We also deal with people who fall into two categories. Some have called us as they are oppressed by something they can’t explain. Then there are those who believe they are possessed by a demon but, in my experience, if they have the self-insight to seek help from the Church, they usually aren’t. 

I am yet to come across someone in need of a dramatic exorcism like the kind you see in a film. 

While I’m open to the idea that there are cases like this, I believe they’re exceedingly rare.

There is quite a lot of overlap with mental health conditions, including schizophrenia, which is why we work closely with medical professionals. 

There are three signs that people really are possessed: preternatural strength; preternatural knowledge; and knowledge of languages they never learnt to speak. 

So, if you were called to a stranger who knew your deepest darkest secrets, attempted to throw the dining table at you, and then suddenly spoke in, say, Arabic, there would be a good chance. 

That’s the only time you would perform a major exorcism, using a special prayer handed to us by the bishop.
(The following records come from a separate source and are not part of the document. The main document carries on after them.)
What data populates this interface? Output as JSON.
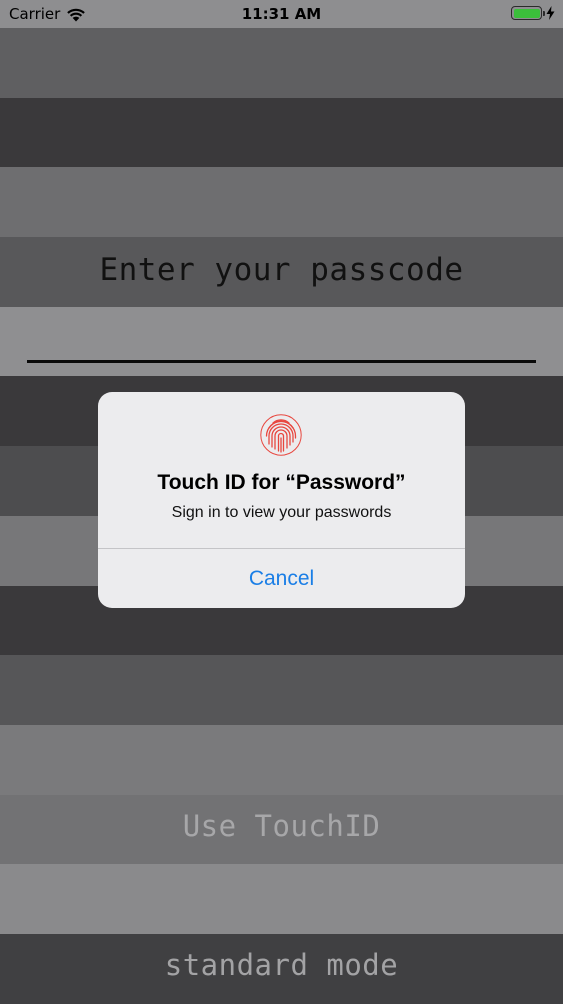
{
  "status_bar": {
    "carrier": "Carrier",
    "time": "11:31 AM",
    "battery_level": 1.0,
    "battery_color": "#3bbf3b",
    "icons": [
      "wifi-icon",
      "battery-icon",
      "charging-bolt-icon"
    ]
  },
  "stripes": [
    "#5f5f61",
    "#3a393b",
    "#6e6e70",
    "#58585a",
    "#8f8f91",
    "#3a393b",
    "#4d4d4f",
    "#777779",
    "#3a393b",
    "#565658",
    "#7a7a7c",
    "#727274",
    "#8a8a8c",
    "#404042"
  ],
  "passcode": {
    "title": "Enter your passcode"
  },
  "alert": {
    "icon": "fingerprint-icon",
    "icon_color": "#e8473f",
    "title": "Touch ID for “Password”",
    "message": "Sign in to view your passwords",
    "cancel_label": "Cancel",
    "accent": "#1a7ee6"
  },
  "buttons": {
    "use_touchid": "Use TouchID",
    "standard_mode": "standard mode"
  }
}
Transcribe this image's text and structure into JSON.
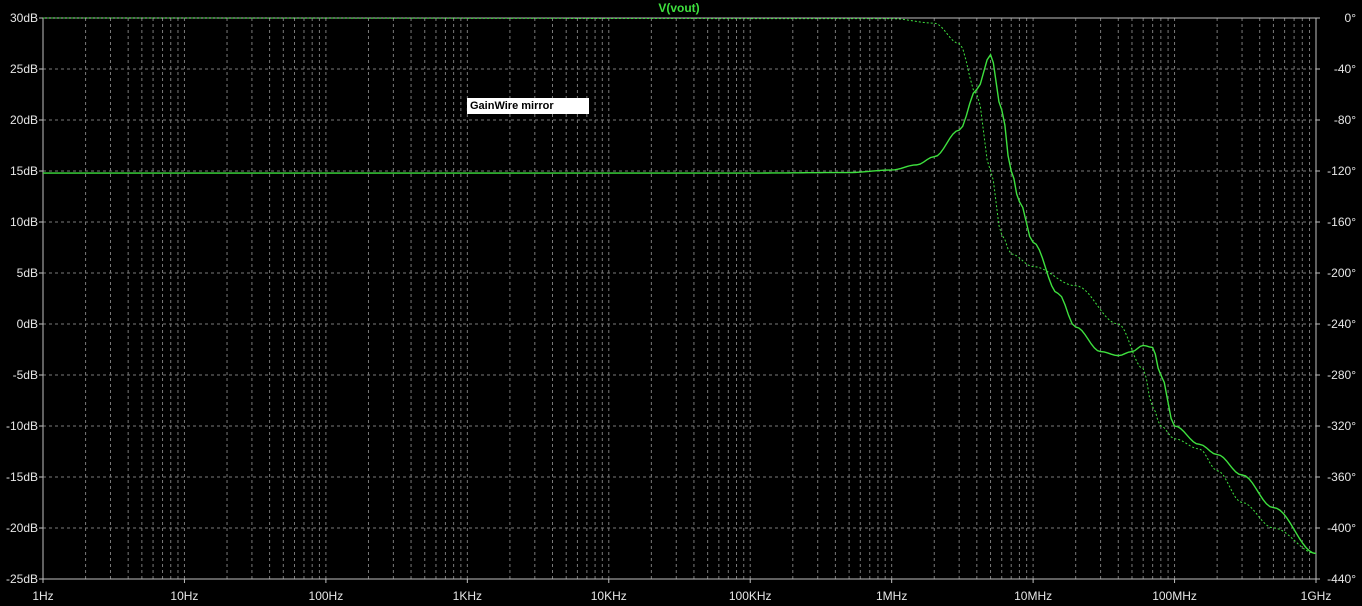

We always work in pairs. Wherever possible, I take the local vicar along with me to deal with a report of paranormal activity. I have a phone conversation with the person who has reported it. 

Then we visit in person. 

Almost always, I bless holy water, sprinkle it on the walls, and say a prayer for God’s presence to come into the building. Then we say the Lord’s prayer together. Usually that works.

I’m not in the business of trying to explain the unexplainable, but I have seen enough to be open to the idea that places really can be haunted. 

My job is to pray, and always to reassure people. It’s not like a scientific experiment where you can control the variables; you just have to deal with situations as you find them. 

I have come across buildings that have changed dramatically once the “exorcism” is complete: you could feel the temperature rising, like someone was turning the lights up. It was just astonishing. 

In other cases, it’s more of a psychological effect – people feel reassured and freed from whatever it was that was haunting them. 

There is a lot of evil in our world, but I fully believe that good will triumph eventually.